The Labour leader said the party had been to slow to acting in the past.
“I acknowledge that anti-Semitic attitudes have surfaced more often in our ranks in recent years, and that the party has been too slow in processing some of the cases that have emerged. Early action has nevertheless been taken, and we will work to speed up procedures, to deal with cases of anti-Semitic abuse or attitudes.”
Mr Corbyn said criticism of Israel in relation to the “continuing dispossession of the Palestinian people” cannot be avoided.
Adding: “Nevertheless, comparing Israel or the actions of Israeli governments to the Nazis, attributing criticisms of Israel to Jewish characteristics or to Jewish people in general and using abusive phraseology about supporters of Israel such as “Zio” all constitute aspects of contemporary anti-Semitism.”
In their original letter, Jewish leaders took aim at Mr Corbyn personally, saying he was “repeatedly found alongside people with blatantly anti-Semitic views” but “claims never to hear or read them”.
The organisations were protesting outside Parliament on Monday before delivering an open letter to a meeting of Labour MPs and peers at which concerns about anti-Semitism are expected to be raised – although Mr Corbyn is not expected to attend.
In their letter they said: “Today, leaders of British Jewry tell Jeremy Corbyn that enough is enough.”
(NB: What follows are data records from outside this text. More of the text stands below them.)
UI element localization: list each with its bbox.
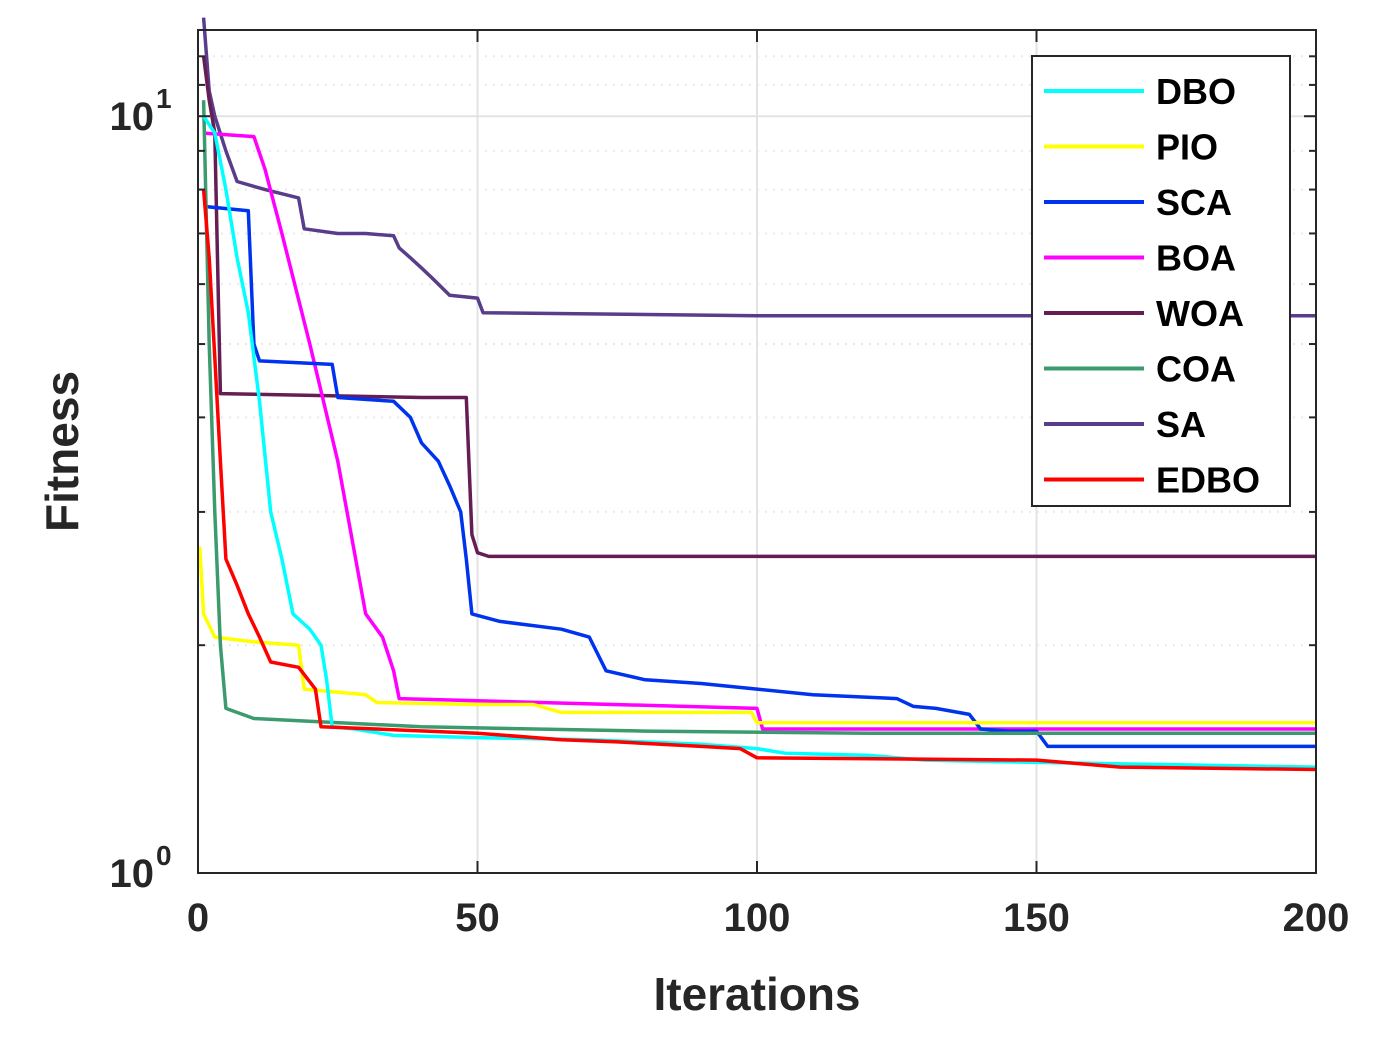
x-tick-label: 200 — [1283, 896, 1350, 940]
legend-label-edbo: EDBO — [1156, 460, 1260, 501]
x-tick-label: 100 — [724, 896, 791, 940]
series-line-boa — [203, 131, 1316, 731]
legend-label-sa: SA — [1156, 404, 1206, 445]
y-axis-title: Fitness — [36, 371, 88, 532]
series-line-coa — [201, 100, 1316, 735]
y-tick-exponent: 0 — [156, 840, 172, 871]
legend-label-pio: PIO — [1156, 127, 1218, 168]
series-line-woa — [201, 56, 1316, 559]
legend-label-sca: SCA — [1156, 182, 1232, 223]
legend: DBO PIO SCA BOA WOA COA SA EDBO — [1031, 55, 1291, 507]
y-tick-label: 10 — [110, 852, 155, 896]
legend-box — [1031, 55, 1291, 507]
y-tick-exponent: 1 — [156, 83, 172, 114]
series-line-sca — [203, 204, 1316, 749]
x-axis-title: Iterations — [653, 968, 860, 1020]
x-tick-label: 150 — [1003, 896, 1070, 940]
series-line-edbo — [201, 189, 1317, 772]
series-layer — [197, 17, 1317, 772]
legend-label-boa: BOA — [1156, 238, 1236, 279]
y-tick-label: 10 — [110, 95, 155, 139]
legend-label-coa: COA — [1156, 349, 1236, 390]
x-tick-label: 0 — [187, 896, 209, 940]
x-tick-label: 50 — [455, 896, 500, 940]
legend-label-woa: WOA — [1156, 293, 1244, 334]
series-line-sa — [201, 17, 1316, 318]
legend-label-dbo: DBO — [1156, 71, 1236, 112]
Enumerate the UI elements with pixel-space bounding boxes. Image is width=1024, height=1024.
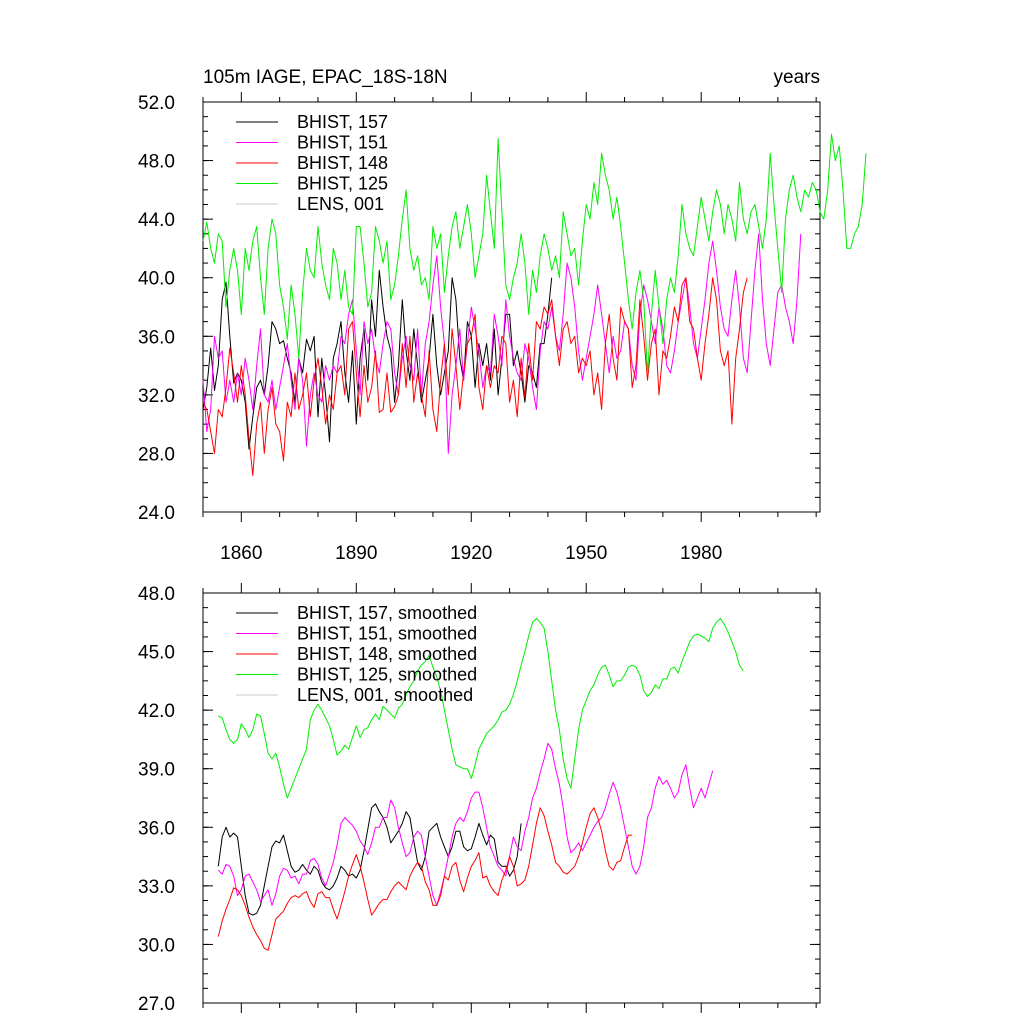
series-line	[202, 233, 802, 454]
y-tick-label: 40.0	[138, 269, 175, 290]
series-line	[217, 742, 714, 906]
legend-label: BHIST, 151, smoothed	[297, 624, 477, 644]
plot-frame-smoothed	[202, 592, 821, 1004]
axis-ticks-smoothed: 27.0 30.0 33.0 36.0 39.0 42.0 45.0 48.0	[138, 583, 820, 1015]
series-line	[202, 133, 867, 374]
y-tick-label: 48.0	[138, 584, 175, 605]
y-tick-label: 30.0	[138, 935, 175, 956]
legend-label: BHIST, 157, smoothed	[297, 603, 477, 623]
top-chart: 105m IAGE, EPAC_18S-18N years 24.0 28.0 32…	[138, 67, 867, 564]
legend-label: BHIST, 151	[297, 133, 388, 153]
units-label: years	[774, 67, 820, 88]
series-line	[217, 803, 522, 916]
series-line	[202, 269, 553, 450]
y-tick-label: 44.0	[138, 210, 175, 231]
chart-title: 105m IAGE, EPAC_18S-18N	[203, 67, 448, 88]
y-tick-label: 42.0	[138, 701, 175, 722]
x-tick-label: 1890	[335, 543, 377, 564]
series-line	[218, 617, 744, 799]
series-line	[202, 277, 748, 476]
y-tick-label: 52.0	[138, 93, 175, 114]
x-tick-label: 1860	[220, 543, 262, 564]
y-tick-label: 28.0	[138, 444, 175, 465]
bottom-chart: 27.0 30.0 33.0 36.0 39.0 42.0 45.0 48.0 BHIST, …	[138, 583, 821, 1015]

They said there was a “repeated institutional failure” to properly address Jewish concerns and to tackle anti-Semitism.
“We conclude that he cannot seriously contemplate anti-Semitism, because he is so ideologically fixed within a far-left worldview that is instinctively hostile to mainstream Jewish communities.”
There was loud applause at a meeting of the Parliamentary Labour Party for Luciana Berger, the MP who initially highlighted concerns over Mr Corbyn’s response to the mural.
The Labour leader did not attend the meeting, which saw a string of MPs call for the problem of anti-Semitism to be addressed by the party.
“I am glad that it was not just Jewish MPs making their views known,” said Ms Berger. “It was MPs from all over the country, from all faiths and none saying this is a stain on the conscience of the party.”
Ms Berger said some MPs had expressed disappointment he did not go outside to talk with the protesters on Parliament Square, while some also said he should have come to the PLP, which he was not scheduled to attend.
“Someone advocated that the one thing he could do is to disassociate himself from people who are carrying banners saying this is all some kind of smear,” she said. “Many people said that inaction is not enough.”